We usually plan our Anglesey holiday for the first full week in September. Being child-free, we like to wait until everyone else’s kids are safely back at school, to ensure a bit more peace and quiet. I’ll let you into a little secret too: the weather’s nearly always better in early September than in August. But, for logistical reasons, we had to push our holiday back a week this year.
The difference was apparent even before we arrived at the farm. As we followed the main road anti-clockwise around the island, we kept remarking on how the leaves had already begun to turn on many of the trees. Some had even fallen. But the seasonal change really hit home next morning, when I took the first of my daily pre-breakfast strolls down to the rocks, to gaze out into the Irish Sea, and to think about nothing for an hour or so. I could feel the change in the air: the summer warmth was gone. It wasn’t exactly chilly, but the sun’s power was noticeably diminished.
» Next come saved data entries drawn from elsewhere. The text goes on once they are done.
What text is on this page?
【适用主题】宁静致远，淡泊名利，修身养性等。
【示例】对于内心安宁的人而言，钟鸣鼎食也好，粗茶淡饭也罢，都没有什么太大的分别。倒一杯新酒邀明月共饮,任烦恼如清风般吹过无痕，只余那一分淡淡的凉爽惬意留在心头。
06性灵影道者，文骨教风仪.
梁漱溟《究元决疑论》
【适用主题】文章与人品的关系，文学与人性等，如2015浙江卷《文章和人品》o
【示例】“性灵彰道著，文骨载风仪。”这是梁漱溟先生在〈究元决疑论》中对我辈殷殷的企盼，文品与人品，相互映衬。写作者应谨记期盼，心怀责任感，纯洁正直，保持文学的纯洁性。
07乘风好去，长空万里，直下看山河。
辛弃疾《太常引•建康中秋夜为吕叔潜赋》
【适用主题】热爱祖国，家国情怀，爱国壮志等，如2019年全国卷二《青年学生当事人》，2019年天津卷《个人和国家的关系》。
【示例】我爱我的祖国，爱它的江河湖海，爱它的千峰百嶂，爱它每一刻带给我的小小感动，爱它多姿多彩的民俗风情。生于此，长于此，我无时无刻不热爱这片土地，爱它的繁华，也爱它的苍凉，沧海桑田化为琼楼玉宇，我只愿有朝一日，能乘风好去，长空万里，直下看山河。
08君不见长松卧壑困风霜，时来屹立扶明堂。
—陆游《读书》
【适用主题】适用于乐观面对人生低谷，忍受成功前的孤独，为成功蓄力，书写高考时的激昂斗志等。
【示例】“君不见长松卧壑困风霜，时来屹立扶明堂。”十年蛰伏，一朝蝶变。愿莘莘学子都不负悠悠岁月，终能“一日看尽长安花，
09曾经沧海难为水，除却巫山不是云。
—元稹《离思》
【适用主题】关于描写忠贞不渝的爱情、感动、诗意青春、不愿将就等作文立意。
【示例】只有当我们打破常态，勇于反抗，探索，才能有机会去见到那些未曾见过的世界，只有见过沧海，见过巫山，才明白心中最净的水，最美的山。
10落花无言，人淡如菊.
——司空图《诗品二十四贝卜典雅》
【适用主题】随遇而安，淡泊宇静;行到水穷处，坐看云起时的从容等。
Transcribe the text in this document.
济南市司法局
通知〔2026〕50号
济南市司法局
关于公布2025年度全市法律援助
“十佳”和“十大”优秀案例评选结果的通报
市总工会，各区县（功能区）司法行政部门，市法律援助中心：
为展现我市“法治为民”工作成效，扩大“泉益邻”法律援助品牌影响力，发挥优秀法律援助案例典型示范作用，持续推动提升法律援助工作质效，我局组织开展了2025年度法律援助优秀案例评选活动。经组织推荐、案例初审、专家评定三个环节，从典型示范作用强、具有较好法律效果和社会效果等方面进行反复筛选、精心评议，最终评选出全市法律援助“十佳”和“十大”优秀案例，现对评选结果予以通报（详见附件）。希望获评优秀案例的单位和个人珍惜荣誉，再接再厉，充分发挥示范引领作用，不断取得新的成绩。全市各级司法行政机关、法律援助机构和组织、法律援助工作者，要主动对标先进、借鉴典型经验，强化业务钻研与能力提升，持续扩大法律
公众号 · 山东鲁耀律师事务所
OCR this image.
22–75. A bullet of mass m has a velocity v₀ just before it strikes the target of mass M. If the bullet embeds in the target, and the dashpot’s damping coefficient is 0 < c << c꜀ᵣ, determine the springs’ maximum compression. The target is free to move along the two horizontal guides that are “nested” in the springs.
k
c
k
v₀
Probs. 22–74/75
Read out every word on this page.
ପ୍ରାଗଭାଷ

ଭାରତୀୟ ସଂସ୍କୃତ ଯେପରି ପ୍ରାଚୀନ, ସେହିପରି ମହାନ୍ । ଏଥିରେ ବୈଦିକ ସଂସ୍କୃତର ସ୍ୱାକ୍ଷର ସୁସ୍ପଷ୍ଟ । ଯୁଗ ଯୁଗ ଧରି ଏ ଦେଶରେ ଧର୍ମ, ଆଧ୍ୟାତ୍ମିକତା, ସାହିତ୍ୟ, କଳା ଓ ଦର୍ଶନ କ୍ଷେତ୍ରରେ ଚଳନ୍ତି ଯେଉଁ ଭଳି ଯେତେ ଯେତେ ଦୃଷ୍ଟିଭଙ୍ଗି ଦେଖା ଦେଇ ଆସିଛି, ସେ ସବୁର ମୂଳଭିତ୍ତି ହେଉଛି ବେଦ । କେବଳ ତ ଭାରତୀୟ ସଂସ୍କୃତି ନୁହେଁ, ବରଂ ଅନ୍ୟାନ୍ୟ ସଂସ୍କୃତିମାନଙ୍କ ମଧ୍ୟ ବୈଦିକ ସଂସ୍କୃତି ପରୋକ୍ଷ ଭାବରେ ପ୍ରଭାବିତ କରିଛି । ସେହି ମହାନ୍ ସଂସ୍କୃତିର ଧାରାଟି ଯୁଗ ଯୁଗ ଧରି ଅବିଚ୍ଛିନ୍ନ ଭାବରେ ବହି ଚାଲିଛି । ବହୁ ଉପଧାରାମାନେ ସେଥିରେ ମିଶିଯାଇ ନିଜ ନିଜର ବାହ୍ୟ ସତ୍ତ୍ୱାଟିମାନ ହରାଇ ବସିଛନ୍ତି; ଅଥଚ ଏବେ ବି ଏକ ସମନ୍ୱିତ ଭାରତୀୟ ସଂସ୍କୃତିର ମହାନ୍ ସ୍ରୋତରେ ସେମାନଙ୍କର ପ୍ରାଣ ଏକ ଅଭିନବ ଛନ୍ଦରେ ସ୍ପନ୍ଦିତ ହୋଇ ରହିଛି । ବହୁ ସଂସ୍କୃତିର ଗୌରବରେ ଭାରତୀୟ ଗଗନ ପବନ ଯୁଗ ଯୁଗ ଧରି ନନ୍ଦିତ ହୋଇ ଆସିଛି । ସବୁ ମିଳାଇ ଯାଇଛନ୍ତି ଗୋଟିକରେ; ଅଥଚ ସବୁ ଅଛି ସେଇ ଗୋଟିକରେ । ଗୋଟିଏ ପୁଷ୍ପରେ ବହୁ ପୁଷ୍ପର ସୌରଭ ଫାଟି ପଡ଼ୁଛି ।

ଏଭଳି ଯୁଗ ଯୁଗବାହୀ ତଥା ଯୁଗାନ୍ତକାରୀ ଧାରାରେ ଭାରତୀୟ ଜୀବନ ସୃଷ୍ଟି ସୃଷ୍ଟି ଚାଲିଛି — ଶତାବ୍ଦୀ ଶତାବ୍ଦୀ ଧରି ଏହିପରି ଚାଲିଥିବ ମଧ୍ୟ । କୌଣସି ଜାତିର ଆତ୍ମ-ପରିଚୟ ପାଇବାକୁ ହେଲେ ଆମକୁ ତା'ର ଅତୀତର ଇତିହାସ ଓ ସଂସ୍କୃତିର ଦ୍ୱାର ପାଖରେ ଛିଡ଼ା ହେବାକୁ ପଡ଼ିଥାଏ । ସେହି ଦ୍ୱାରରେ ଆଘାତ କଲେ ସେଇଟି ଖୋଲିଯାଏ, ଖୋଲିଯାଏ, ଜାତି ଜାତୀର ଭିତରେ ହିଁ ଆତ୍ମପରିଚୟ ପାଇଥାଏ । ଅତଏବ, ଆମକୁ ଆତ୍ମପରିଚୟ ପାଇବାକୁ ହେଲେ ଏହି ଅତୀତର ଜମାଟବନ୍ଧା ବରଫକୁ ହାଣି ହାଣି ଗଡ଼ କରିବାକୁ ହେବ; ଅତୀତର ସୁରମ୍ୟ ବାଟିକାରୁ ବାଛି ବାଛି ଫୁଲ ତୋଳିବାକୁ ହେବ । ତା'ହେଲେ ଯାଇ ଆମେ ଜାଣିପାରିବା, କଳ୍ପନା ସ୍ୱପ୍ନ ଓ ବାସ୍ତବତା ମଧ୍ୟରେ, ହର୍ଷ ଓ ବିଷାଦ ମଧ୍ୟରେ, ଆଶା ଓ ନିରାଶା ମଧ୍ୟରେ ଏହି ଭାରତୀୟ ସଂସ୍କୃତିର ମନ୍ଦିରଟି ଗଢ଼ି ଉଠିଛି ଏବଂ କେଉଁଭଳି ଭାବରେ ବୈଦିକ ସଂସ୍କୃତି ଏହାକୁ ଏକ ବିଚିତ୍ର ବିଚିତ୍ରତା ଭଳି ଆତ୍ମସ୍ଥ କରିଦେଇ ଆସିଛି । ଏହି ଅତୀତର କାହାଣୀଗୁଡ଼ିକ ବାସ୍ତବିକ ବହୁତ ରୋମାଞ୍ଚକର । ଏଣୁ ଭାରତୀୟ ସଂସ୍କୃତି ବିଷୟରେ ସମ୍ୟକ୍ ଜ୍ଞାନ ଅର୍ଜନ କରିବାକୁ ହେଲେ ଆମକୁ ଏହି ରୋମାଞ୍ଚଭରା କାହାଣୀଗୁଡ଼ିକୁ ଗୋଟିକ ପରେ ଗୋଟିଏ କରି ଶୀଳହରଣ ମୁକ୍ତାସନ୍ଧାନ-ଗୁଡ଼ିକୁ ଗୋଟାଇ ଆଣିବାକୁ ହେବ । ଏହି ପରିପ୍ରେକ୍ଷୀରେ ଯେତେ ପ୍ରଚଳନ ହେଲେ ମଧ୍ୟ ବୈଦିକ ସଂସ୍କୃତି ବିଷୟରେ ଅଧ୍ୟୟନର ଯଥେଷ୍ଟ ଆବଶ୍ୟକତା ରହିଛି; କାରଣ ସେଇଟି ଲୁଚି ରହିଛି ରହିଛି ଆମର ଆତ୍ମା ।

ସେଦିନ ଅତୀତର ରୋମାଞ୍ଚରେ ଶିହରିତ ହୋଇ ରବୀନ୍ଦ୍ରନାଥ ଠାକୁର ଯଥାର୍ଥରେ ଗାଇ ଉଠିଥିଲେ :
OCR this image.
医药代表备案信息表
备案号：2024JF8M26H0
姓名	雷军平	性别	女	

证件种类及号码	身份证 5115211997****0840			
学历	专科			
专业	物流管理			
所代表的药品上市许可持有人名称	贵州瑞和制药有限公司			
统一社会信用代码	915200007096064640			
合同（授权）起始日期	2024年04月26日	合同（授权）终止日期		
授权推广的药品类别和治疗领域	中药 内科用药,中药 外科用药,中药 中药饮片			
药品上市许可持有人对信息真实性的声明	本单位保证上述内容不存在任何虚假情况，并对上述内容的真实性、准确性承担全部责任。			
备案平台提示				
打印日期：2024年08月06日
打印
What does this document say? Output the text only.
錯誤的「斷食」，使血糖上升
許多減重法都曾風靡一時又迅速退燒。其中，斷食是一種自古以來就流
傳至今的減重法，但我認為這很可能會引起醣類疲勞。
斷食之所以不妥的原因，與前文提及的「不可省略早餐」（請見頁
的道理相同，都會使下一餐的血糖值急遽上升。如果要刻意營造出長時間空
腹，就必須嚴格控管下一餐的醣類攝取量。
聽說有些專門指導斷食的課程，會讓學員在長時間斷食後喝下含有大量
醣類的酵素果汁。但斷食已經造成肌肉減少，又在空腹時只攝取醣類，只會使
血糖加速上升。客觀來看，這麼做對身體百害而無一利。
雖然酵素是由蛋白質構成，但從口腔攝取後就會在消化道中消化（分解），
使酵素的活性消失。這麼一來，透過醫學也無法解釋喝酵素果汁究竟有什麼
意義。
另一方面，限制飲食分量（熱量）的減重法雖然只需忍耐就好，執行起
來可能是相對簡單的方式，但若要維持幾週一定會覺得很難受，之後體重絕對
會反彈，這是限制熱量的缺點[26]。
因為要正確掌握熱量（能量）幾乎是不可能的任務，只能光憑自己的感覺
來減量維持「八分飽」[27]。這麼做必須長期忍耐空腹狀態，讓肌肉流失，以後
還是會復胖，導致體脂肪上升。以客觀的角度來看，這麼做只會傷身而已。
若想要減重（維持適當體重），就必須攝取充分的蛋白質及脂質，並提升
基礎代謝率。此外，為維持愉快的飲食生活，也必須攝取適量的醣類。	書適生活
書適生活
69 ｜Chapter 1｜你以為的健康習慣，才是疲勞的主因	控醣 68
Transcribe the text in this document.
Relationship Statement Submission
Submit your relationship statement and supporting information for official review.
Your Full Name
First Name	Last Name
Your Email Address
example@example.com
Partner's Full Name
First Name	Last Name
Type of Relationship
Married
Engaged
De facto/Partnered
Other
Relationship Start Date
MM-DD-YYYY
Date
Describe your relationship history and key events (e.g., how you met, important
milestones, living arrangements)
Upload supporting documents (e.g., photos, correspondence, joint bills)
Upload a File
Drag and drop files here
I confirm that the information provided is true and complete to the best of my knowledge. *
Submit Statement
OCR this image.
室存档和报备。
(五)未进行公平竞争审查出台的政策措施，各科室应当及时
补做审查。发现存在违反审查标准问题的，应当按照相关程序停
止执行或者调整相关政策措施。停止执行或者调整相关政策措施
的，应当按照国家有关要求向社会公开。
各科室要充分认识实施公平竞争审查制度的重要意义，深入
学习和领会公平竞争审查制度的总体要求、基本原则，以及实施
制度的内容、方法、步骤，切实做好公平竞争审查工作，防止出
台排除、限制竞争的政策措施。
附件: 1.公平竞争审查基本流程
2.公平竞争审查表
It felt half-hearted, back-endish.
I could have sworn the sun was noticeably lower in the sky too. Instead of sparkling off the sea, its rays seemed to be absorbed and dissipated by the waves. Not just the sea. The clouds weren’t their familiar, dazzling seaside white, but a diffuse, salmon pink. To add to the general feeling of pallidness, the horizon and the mountains of Snowdonia were rendered indistinct, sometimes invisible, by a faint but persistent mist that lasted all week.
There were still gannets, gulls and guillemots, but not a single late-season tern remained patrolling offshore in search of a last feed before its long journey south. Gone, too, were most of the wheatears, martins and swallows. Usually, during our stay in Anglesey, the swallows congregate in scores on the farm’s barn roof and telegraph wires, or criss-cross the field in front of the caravan, frantically stocking up on insect fat. But just a week later, and the swallows had all gone, save for a few stragglers. Actually, no, probably not stragglers; migrants from farther north, more likely, just passing through.
How did they decide? All those birds, milling around in the sky a mere week ago, how did they come to their momentous collective decision? There was no ‘Yes’ vote, that’s for sure; no 51% saying it’s time to leave the UK, so off we all go! But gone they had. There must have been some general feeling in the air—in the blood and synapses—that it would be time to head off soon. Why else would they congregate in such numbers? But one of those birds must have been the first to embark on that long, perilous journey towards southern Africa—even though it might not have realised what it was doing at the time.
Perhaps it was like when I’m lying awake in bed some mornings, thinking it’s about time I got up, and the next thing I know, I’m out of bed and getting dressed without remembering having made any conscious decision to do so. Or perhaps it was like at the starting line in a horse race, when none of the jockeys wants to start near the back, so they mingle nervously on their mounts, press forward, possibly have one or two false starts, and suddenly they’re off! Or perhaps it was more like an avalanche, like in that wonderful James Thurber story in which some unknown citizen of Columbus, Ohio, innocently begins to run, inadvertently sending the whole of the rest of the city into a terrified stampede, in the mistaken belief that the local dam has burst.
Whatever it was that set them on their way, I hope the swallows, martins, and wheatears have a safe journey south. Their sudden absence is a sure sign that the year is now coasting towards winter. I shall anxiously await their return next spring.
In the meantime, the world moves on. One morning very soon, Orion will hang magnificent in a clear, dark sky above our gate, heralding the official start of autumn, as far as we’re concerned. There are sloes to gather. Geese will be heading our way. Fieldfares and redwings will follow. Waxwings too, if we’re lucky.
That’s the beauty of our yearly cycle: there’s always something to look forward to. Something to delight us, until the swallows return.